Georgia governor orders probe into 'sloppy' November 2020 vote counts in Fulton County
Brian Kemp says some audited results from state's largest county are "inconsistent" and erroneous. One count of 950 votes for Biden actually appears to be just 92.
In a rare act for a state chief executive, Georgia Gov. Brian Kemp has referred the audited November 2020 election results in the state's largest voting metropolis to the State Election Board after multiple reviews found significant problems with absentee ballot counting that included duplicate tallies, math errors and transposed data.
Kemp referred Fulton County's risk-limiting audit results this week to election regulators, saying he was not asking for any changes to the declaration that Joe Biden beat Donald Trump but was alarmed by the level of sloppy vote counting in the county that includes the city of Atlanta.
The errors could have skewed the audit totals reported to the state by several thousand votes, according to a 36-item summary Kemp included with his letter. Biden was declared the state's winner by about 12,000 votes.
"The data that exists in public view on the Secretary of State's website of the RLA Report does not inspire confidence," he wrote in his referral letter. "It is sloppy, inconsistent, and presents questions about what processes were used by Fulton County to arrive at the result."
Kemp's referral comes several months after a Just the News investigative report first raised questions about the audited election tallies Fulton County reported to Secretary of State Brad Raffensperger's office after conducting a hand count known a risk-limiting audit.
Just the News reported the tally sheets Fulton County used for the audit/recount absentee ballots did not match totals from ballot images, in some cases appeared to include duplicate counts, and used batch numbers that did not correspond to existing ballot stacks.
A separate review conducted by Georgia lawyer Bob Cheeley, likewise, found irregularities this summer.
The referral to the State Elections Board is likely to add fuel to Secretary of State Brad Raffensperger's push to place Fulton County elections into state receivership, meaning state officials and not county workers would supervise the next few elections.
Kemp wrote he first learned of the problems when a Georgia citizen named Joseph Rossi compared the audit tally sheets to ballot images, and found similar problems as those enumerated in the Just the News article.
Rossi recently referred his concerns to Kemp's office, which did a similar analysis and confirmed there appeared to be serious errors in the final audited tallies Fulton County reported to the state.
Kemp's referral letter identified numerous instances in which batches of absentee ballots appeared to have been counted twice.
For instance, one batch of ballots that awarded 93 votes to Biden and just four for Trump "appears to be duplicated" on the final report to the state, the letter said.
"The batch entry on Row 19676, identified as AbsenteeScanner3Batch 368, nearly matches the same vote count reported by the batch entry on Row 19677, identified as Absentee Scanner 3 Batch 368. The lone exception being that Row 19677 reports an additional vote for Jorgensen.

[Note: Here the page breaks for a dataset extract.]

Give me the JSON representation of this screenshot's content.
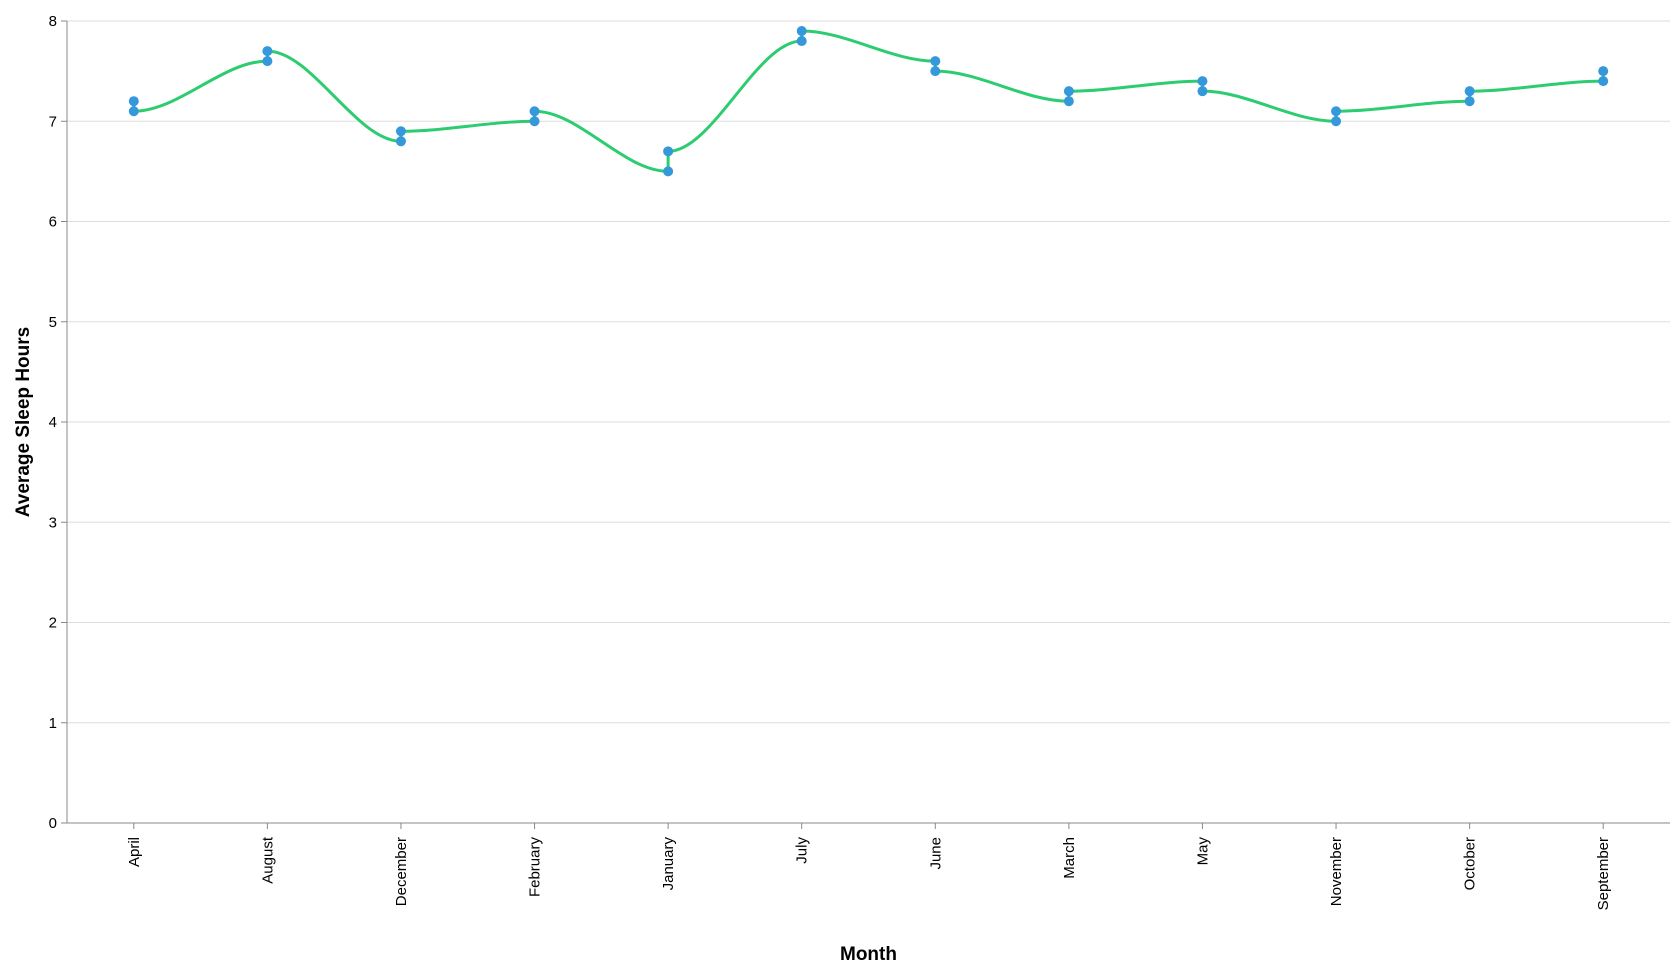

One of these entries appears to be duplicated," Kemp wrote.
Some of the duplicate counts flagged by Kemp were quite large. For instance, one duplicate gave 745 votes more to Biden than the ballot images actually showed.

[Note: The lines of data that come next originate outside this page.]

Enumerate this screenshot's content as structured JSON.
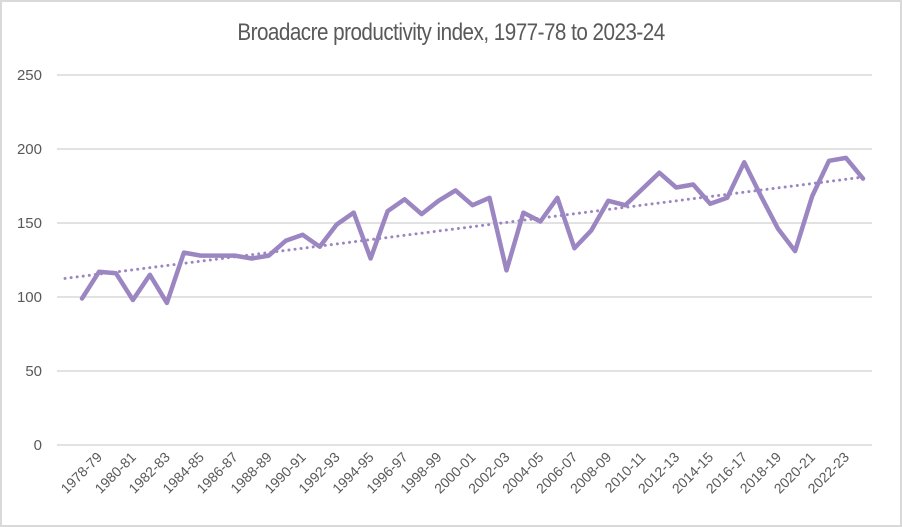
{
  "chart_data": {
    "type": "line",
    "title": "Broadacre productivity index, 1977-78 to 2023-24",
    "xlabel": "",
    "ylabel": "",
    "ylim": [
      0,
      250
    ],
    "yticks": [
      0,
      50,
      100,
      150,
      200,
      250
    ],
    "grid": true,
    "legend": "none",
    "categories": [
      "1977-78",
      "1978-79",
      "1979-80",
      "1980-81",
      "1981-82",
      "1982-83",
      "1983-84",
      "1984-85",
      "1985-86",
      "1986-87",
      "1987-88",
      "1988-89",
      "1989-90",
      "1990-91",
      "1991-92",
      "1992-93",
      "1993-94",
      "1994-95",
      "1995-96",
      "1996-97",
      "1997-98",
      "1998-99",
      "1999-00",
      "2000-01",
      "2001-02",
      "2002-03",
      "2003-04",
      "2004-05",
      "2005-06",
      "2006-07",
      "2007-08",
      "2008-09",
      "2009-10",
      "2010-11",
      "2011-12",
      "2012-13",
      "2013-14",
      "2014-15",
      "2015-16",
      "2016-17",
      "2017-18",
      "2018-19",
      "2019-20",
      "2020-21",
      "2021-22",
      "2022-23",
      "2023-24"
    ],
    "xtick_labels_shown": [
      "1978-79",
      "1980-81",
      "1982-83",
      "1984-85",
      "1986-87",
      "1988-89",
      "1990-91",
      "1992-93",
      "1994-95",
      "1996-97",
      "1998-99",
      "2000-01",
      "2002-03",
      "2004-05",
      "2006-07",
      "2008-09",
      "2010-11",
      "2012-13",
      "2014-15",
      "2016-17",
      "2018-19",
      "2020-21",
      "2022-23"
    ],
    "series": [
      {
        "name": "Broadacre productivity index",
        "color": "#9c86c2",
        "style": "solid",
        "values": [
          99,
          117,
          116,
          98,
          115,
          96,
          130,
          128,
          128,
          128,
          126,
          128,
          138,
          142,
          134,
          149,
          157,
          126,
          158,
          166,
          156,
          165,
          172,
          162,
          167,
          118,
          157,
          151,
          167,
          133,
          145,
          165,
          162,
          173,
          184,
          174,
          176,
          163,
          167,
          191,
          168,
          146,
          131,
          168,
          192,
          194,
          180
        ]
      }
    ],
    "trendline": {
      "name": "Linear trend",
      "type": "linear",
      "color": "#9c86c2",
      "style": "dotted",
      "start_value": 114,
      "end_value": 181,
      "backward_periods": 1
    }
  }
}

Sometimes vote tallies were transposed, the letter said. For instance one batch of absentee votes was counted as 76 for Trump and 22 for Biden when the ballot images show it was the opposite tally in favor of Biden.
The Kemp-Rossi review also found two batches of absentee ballots in which all 100 votes in each batch were given to Biden. In fact, the actual images show Biden only got 60 votes in one batch and 78 in the other.
The largest tally of all Biden votes that Fulton County reported was 950 votes for Biden and none for Trump, all apparently from a batch of military absentee ballots.
But when Kemp and Rossi went to the images, the tallies were magnitudes smaller: just 92 votes for Biden and six for Trump, the letter said.
Rossi also flagged several batches of ballots that included misidentified batch numbers for which there were no corresponding ballot images, something that led some experts last summer to worry there were missing batches of ballots.
In fact, Kemp's letter said, it was likely Fulton County wrote down erroneous batch numbers.
"The 36 inconsistencies noted by Mr. Rossi are factual in nature, pose no underlying theories outside of the reported data, and could not be explained by my office after a thorough review detailed below," the governor wrote the elections board.
"The purpose of this letter is to convey these inconsistencies to the Board and request them to be explained or corrected," Kemp added. "To be clear, this letter does not purport to dispute or contest the outcome of the 202O election, but rather to highlight apparent inconsistencies discovered in the RLA Report data."
Kemp's letter ordered the board to force corrections to any vote totals if there were "verified errors" and to "review the audit methodology used in counties across Georgia, and create a prescriptive and uniform set of rules that ensure one process is followed by all counties."